Mecelle-i Umûr-ı Belediye (5 cilt, 1912-22), Türkiye’de İlk Halk Mektebi (1927), İstanbul Şehreminleri (1928), Cumhuriyet ve İstanbul Mahallî İdaresi (1933), İstanbul Şehir Rehberi (1934), Türkiye’de Şehirciliğin Tarihî İnkişafı (1936), İbn-i Sina Şahsiyeti ve Eserleri Hakkında Tetkikler (1936), Türk Tarihinde Evkaf - Belediye ve Patrikhaneler (1937), Bibliyografya: İlm-i Ahvâl-i Kütüp (1937), Muallim M. Cevdet’in Hayatı - Eserleri ve Kütüphanesi (1937), İstanbul’da 5 Asırlık İmar ve İskân Hareketleri (1938), İstanbul Tıp Mektepler - Enstitüleri ve Cemiyetleri (1940), Türkiye Maarif Tarihi (5 cilt, 1939-43), Dr. Süheyl Ünver Bibliyografyası (I-II, 1941-52), Balıkesirli Abdülaziz Mecdi’nin Hayatı ve Şahsiyeti (1942), Fatih İmareti Vakfiyesi (1945), İslâmda Temellük ve Tasarruf Hakkının Dokunulmazlı­ğı (1949),  Fâtih’in Hoşgörür­lüğü (1953), İbn Sina Bibli­yografyası (1956).

KAYNAKÇA (Başlıcaları): M. Orhan Durusoy / İstan­bul Belediye Kütüphanesi Alfabetik Katalogu (I, s.
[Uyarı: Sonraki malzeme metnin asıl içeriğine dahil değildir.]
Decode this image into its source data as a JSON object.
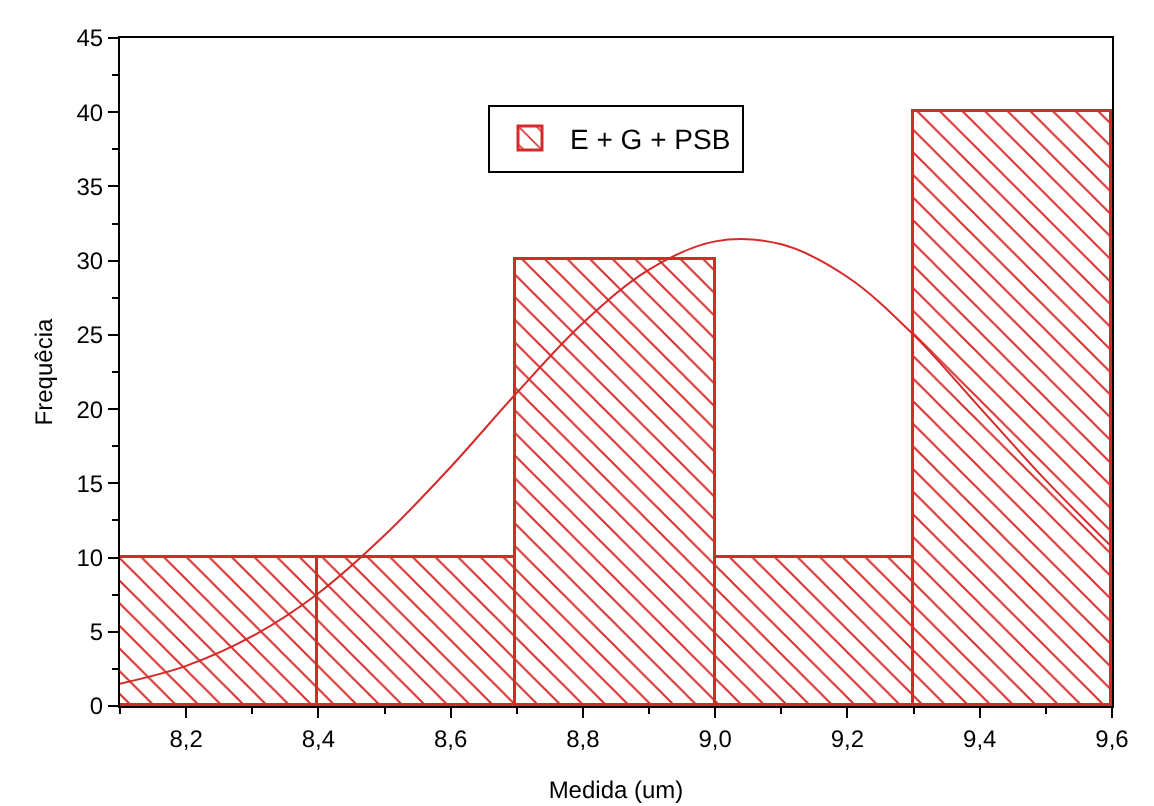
{
  "chart_data": {
    "type": "histogram",
    "xlabel": "Medida (um)",
    "ylabel": "Frequêcia",
    "bins": [
      8.1,
      8.4,
      8.7,
      9.0,
      9.3,
      9.6
    ],
    "series": [
      {
        "name": "E + G + PSB",
        "color": "#d42a2a",
        "values": [
          10,
          10,
          30,
          10,
          40
        ]
      },
      {
        "type": "line",
        "color": "#d42a2a",
        "x": [
          8.1,
          8.2,
          8.3,
          8.4,
          8.5,
          8.6,
          8.7,
          8.8,
          8.9,
          9.0,
          9.1,
          9.2,
          9.3,
          9.4,
          9.5,
          9.6
        ],
        "values": [
          1.5,
          2.7,
          4.7,
          7.6,
          11.5,
          16.1,
          21.1,
          25.8,
          29.4,
          31.3,
          31.1,
          28.9,
          25.0,
          20.1,
          15.2,
          10.7
        ]
      }
    ],
    "xlim": [
      8.1,
      9.6
    ],
    "xticks": [
      {
        "value": 8.2,
        "label": "8,2"
      },
      {
        "value": 8.4,
        "label": "8,4"
      },
      {
        "value": 8.6,
        "label": "8,6"
      },
      {
        "value": 8.8,
        "label": "8,8"
      },
      {
        "value": 9.0,
        "label": "9,0"
      },
      {
        "value": 9.2,
        "label": "9,2"
      },
      {
        "value": 9.4,
        "label": "9,4"
      },
      {
        "value": 9.6,
        "label": "9,6"
      }
    ],
    "ylim": [
      0,
      45
    ],
    "yticks": [
      0,
      5,
      10,
      15,
      20,
      25,
      30,
      35,
      40,
      45
    ],
    "grid": false,
    "legend": "top",
    "line_style": "solid",
    "marker": "none"
  }
}
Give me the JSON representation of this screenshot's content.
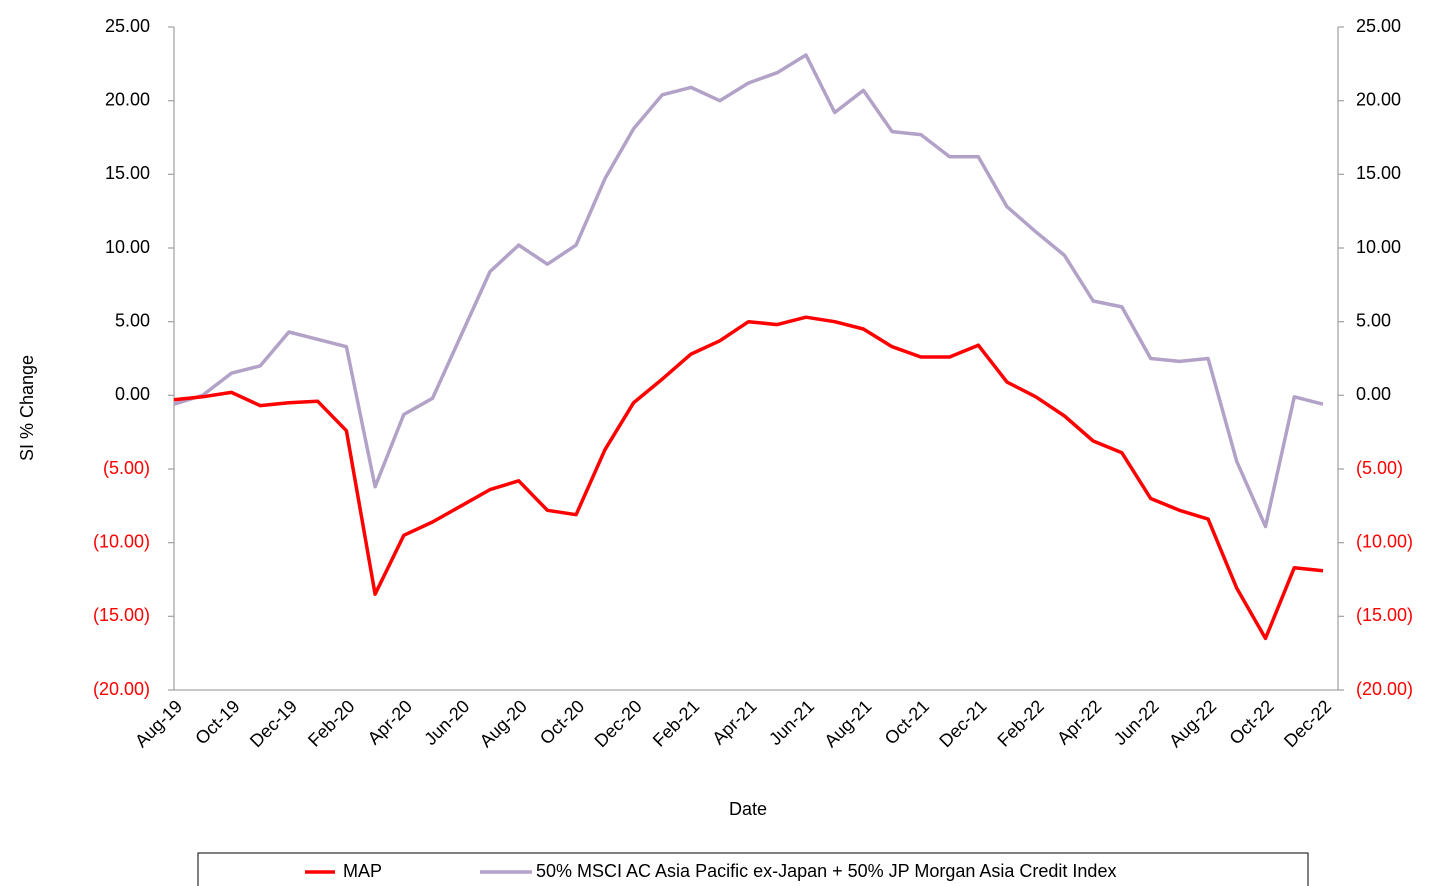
{
  "chart_data": {
    "type": "line",
    "y_label": "SI % Change",
    "x_label": "Date",
    "categories": [
      "Aug-19",
      null,
      "Oct-19",
      null,
      "Dec-19",
      null,
      "Feb-20",
      null,
      "Apr-20",
      null,
      "Jun-20",
      null,
      "Aug-20",
      null,
      "Oct-20",
      null,
      "Dec-20",
      null,
      "Feb-21",
      null,
      "Apr-21",
      null,
      "Jun-21",
      null,
      "Aug-21",
      null,
      "Oct-21",
      null,
      "Dec-21",
      null,
      "Feb-22",
      null,
      "Apr-22",
      null,
      "Jun-22",
      null,
      "Aug-22",
      null,
      "Oct-22",
      null,
      "Dec-22"
    ],
    "series": [
      {
        "name": "MAP",
        "color": "#ff0000",
        "width": 3.5,
        "values": [
          -0.3,
          -0.1,
          0.2,
          -0.7,
          -0.5,
          -0.4,
          -2.4,
          -13.5,
          -9.5,
          -8.6,
          -7.5,
          -6.4,
          -5.8,
          -7.8,
          -8.1,
          -3.7,
          -0.5,
          1.1,
          2.8,
          3.7,
          5.0,
          4.8,
          5.3,
          5.0,
          4.5,
          3.3,
          2.6,
          2.6,
          3.4,
          0.9,
          -0.1,
          -1.4,
          -3.1,
          -3.9,
          -7.0,
          -7.8,
          -8.4,
          -13.1,
          -16.5,
          -11.7,
          -11.9
        ]
      },
      {
        "name": "50% MSCI AC Asia Pacific ex-Japan + 50% JP Morgan Asia Credit Index",
        "color": "#b3a2c7",
        "width": 3.5,
        "values": [
          -0.6,
          0.0,
          1.5,
          2.0,
          4.3,
          3.8,
          3.3,
          -6.2,
          -1.3,
          -0.2,
          4.1,
          8.4,
          10.2,
          8.9,
          10.2,
          14.7,
          18.1,
          20.4,
          20.9,
          20.0,
          21.2,
          21.9,
          23.1,
          19.2,
          20.7,
          17.9,
          17.7,
          16.2,
          16.2,
          12.8,
          11.1,
          9.5,
          6.4,
          6.0,
          2.5,
          2.3,
          2.5,
          -4.5,
          -8.9,
          -0.1,
          -0.6
        ]
      }
    ],
    "ylim": [
      -20,
      25
    ],
    "yticks": [
      {
        "value": -20,
        "label": "(20.00)"
      },
      {
        "value": -15,
        "label": "(15.00)"
      },
      {
        "value": -10,
        "label": "(10.00)"
      },
      {
        "value": -5,
        "label": "(5.00)"
      },
      {
        "value": 0,
        "label": "0.00"
      },
      {
        "value": 5,
        "label": "5.00"
      },
      {
        "value": 10,
        "label": "10.00"
      },
      {
        "value": 15,
        "label": "15.00"
      },
      {
        "value": 20,
        "label": "20.00"
      },
      {
        "value": 25,
        "label": "25.00"
      }
    ],
    "negative_label_color": "#ff0000",
    "grid": false,
    "legend": "bottom"
  }
}
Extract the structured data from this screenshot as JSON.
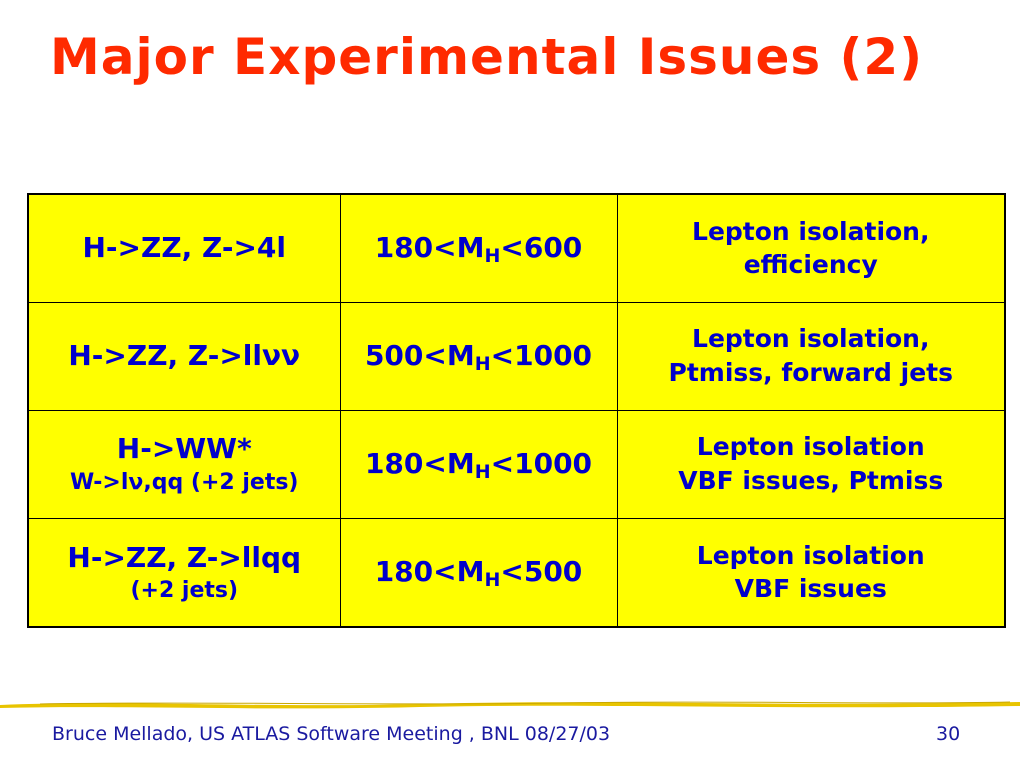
{
  "slide": {
    "title": "Major Experimental Issues (2)",
    "footer": "Bruce Mellado, US ATLAS Software Meeting , BNL 08/27/03",
    "page_number": "30"
  },
  "table": {
    "rows": [
      {
        "channel_main": "H->ZZ, Z->4l",
        "channel_sub": "",
        "mass_pre": "180<M",
        "mass_sub": "H",
        "mass_post": "<600",
        "issues": [
          "Lepton isolation,",
          "efficiency"
        ]
      },
      {
        "channel_main": "H->ZZ, Z->llνν",
        "channel_sub": "",
        "mass_pre": "500<M",
        "mass_sub": "H",
        "mass_post": "<1000",
        "issues": [
          "Lepton isolation,",
          "Ptmiss, forward jets"
        ]
      },
      {
        "channel_main": "H->WW*",
        "channel_sub": "W->lν,qq (+2 jets)",
        "mass_pre": "180<M",
        "mass_sub": "H",
        "mass_post": "<1000",
        "issues": [
          "Lepton isolation",
          "VBF issues, Ptmiss"
        ]
      },
      {
        "channel_main": "H->ZZ, Z->llqq",
        "channel_sub": "(+2 jets)",
        "mass_pre": "180<M",
        "mass_sub": "H",
        "mass_post": "<500",
        "issues": [
          "Lepton isolation",
          "VBF issues"
        ]
      }
    ]
  },
  "colors": {
    "title": "#ff2a00",
    "table_background": "#ffff00",
    "table_text": "#0000cc",
    "footer_text": "#1a1aa0",
    "rule": "#e8c400"
  }
}
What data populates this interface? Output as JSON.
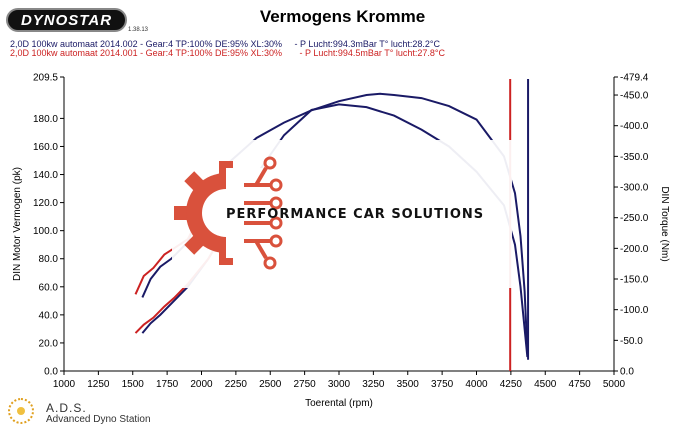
{
  "header": {
    "logo_text": "DYNOSTAR",
    "logo_version": "1.38.13",
    "title": "Vermogens Kromme"
  },
  "runs": [
    {
      "label": "2,0D 100kw automaat 2014.002 - Gear:4 TP:100% DE:95% XL:30%     - P Lucht:994.3mBar T° lucht:28.2°C",
      "color": "#1a1a66"
    },
    {
      "label": "2,0D 100kw automaat 2014.001 - Gear:4 TP:100% DE:95% XL:30%       - P Lucht:994.5mBar T° lucht:27.8°C",
      "color": "#cc2222"
    }
  ],
  "watermark": {
    "text": "PERFORMANCE CAR SOLUTIONS",
    "color": "#d9513c"
  },
  "footer": {
    "name": "A.D.S.",
    "subtitle": "Advanced Dyno Station"
  },
  "chart_data": {
    "type": "line",
    "title": "Vermogens Kromme",
    "xlabel": "Toerental (rpm)",
    "ylabel": "DIN Motor Vermogen (pk)",
    "y2label": "DIN Torque (Nm)",
    "xlim": [
      1000,
      5000
    ],
    "ylim": [
      0,
      209.5
    ],
    "y2lim": [
      0,
      479.4
    ],
    "x_ticks": [
      "1000",
      "1250",
      "1500",
      "1750",
      "2000",
      "2250",
      "2500",
      "2750",
      "3000",
      "3250",
      "3500",
      "3750",
      "4000",
      "4250",
      "4500",
      "4750",
      "5000"
    ],
    "y_ticks": [
      "0.0",
      "20.0",
      "40.0",
      "60.0",
      "80.0",
      "100.0",
      "120.0",
      "140.0",
      "160.0",
      "180.0",
      "209.5"
    ],
    "y2_ticks": [
      "0.0",
      "-50.0",
      "-100.0",
      "-150.0",
      "-200.0",
      "-250.0",
      "-300.0",
      "-350.0",
      "-400.0",
      "-450.0",
      "-479.4"
    ],
    "grid": false,
    "series": [
      {
        "color": "#1a1a66",
        "kind": "power",
        "x": [
          1570,
          1630,
          1700,
          1780,
          1900,
          2050,
          2200,
          2400,
          2600,
          2800,
          3000,
          3200,
          3400,
          3600,
          3800,
          4000,
          4200,
          4280,
          4320,
          4350,
          4370
        ],
        "values": [
          27,
          34,
          40,
          48,
          60,
          80,
          105,
          140,
          168,
          186,
          190,
          188,
          182,
          172,
          160,
          142,
          118,
          90,
          60,
          30,
          10
        ]
      },
      {
        "color": "#1a1a66",
        "kind": "torque",
        "x": [
          1570,
          1630,
          1700,
          1780,
          1900,
          2050,
          2200,
          2400,
          2600,
          2800,
          3000,
          3200,
          3300,
          3400,
          3600,
          3800,
          4000,
          4200,
          4280,
          4320,
          4350,
          4370
        ],
        "values": [
          120,
          150,
          170,
          183,
          210,
          300,
          340,
          380,
          405,
          425,
          440,
          450,
          452,
          450,
          445,
          432,
          410,
          350,
          290,
          220,
          130,
          30
        ]
      },
      {
        "color": "#cc2222",
        "kind": "power",
        "x": [
          1520,
          1580,
          1650,
          1730,
          1800,
          1900,
          2050,
          2200,
          2400
        ],
        "values": [
          27,
          33,
          38,
          46,
          52,
          62,
          80,
          105,
          140
        ]
      },
      {
        "color": "#cc2222",
        "kind": "torque",
        "x": [
          1520,
          1580,
          1650,
          1730,
          1800,
          1900,
          2050,
          2200
        ],
        "values": [
          125,
          155,
          168,
          190,
          200,
          215,
          280,
          320
        ]
      }
    ]
  }
}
VI-XVI, 1953, Osman Nu­ri Erginin Eserleri (1961), Bedi N. Şehsuvaroğlu / Tıp ve İlimler Tarihimizden Portreler: Osman Nuri Ergin (1958), A. Süheyl Ünver / “Osman Ergin: Çalışma Ha­yatı ve Eserleri” (TTK Belleten, XXVI/101 (1962), İhsan Işık / Yazarlar Sözlüğü (1990, 1998), Ahmet Güner Sayar / A Süheyl Ünver (s. 166-170, 1994) - “Osman Nuri Ergin ve Çağdaş Türk Düşün­cesindeki Yeri” (İÜ SBFD, II, 1984) - “Ergin, Osman Nuri” (TDV İslâm Ansiklopedisi, c. 11, s. 297-298, 1995), İhsan Işık / Türkiye Yazarlar Ansiklopedisi (2001, 2004) – Encyclopedia of Turkish Authors (2005) - Resimli ve Metin Örnekli Türkiye Edebiyatçılar ve Kültür Adamları Ansiklopedisi (2006, gen. 2. bas. 2007) – Ünlü Bilim Adamları (Türkiye Ünlüleri Ansiklopedisi, C. 2, 2013) - Encyclopedia of Turkey’s Famous People (2013).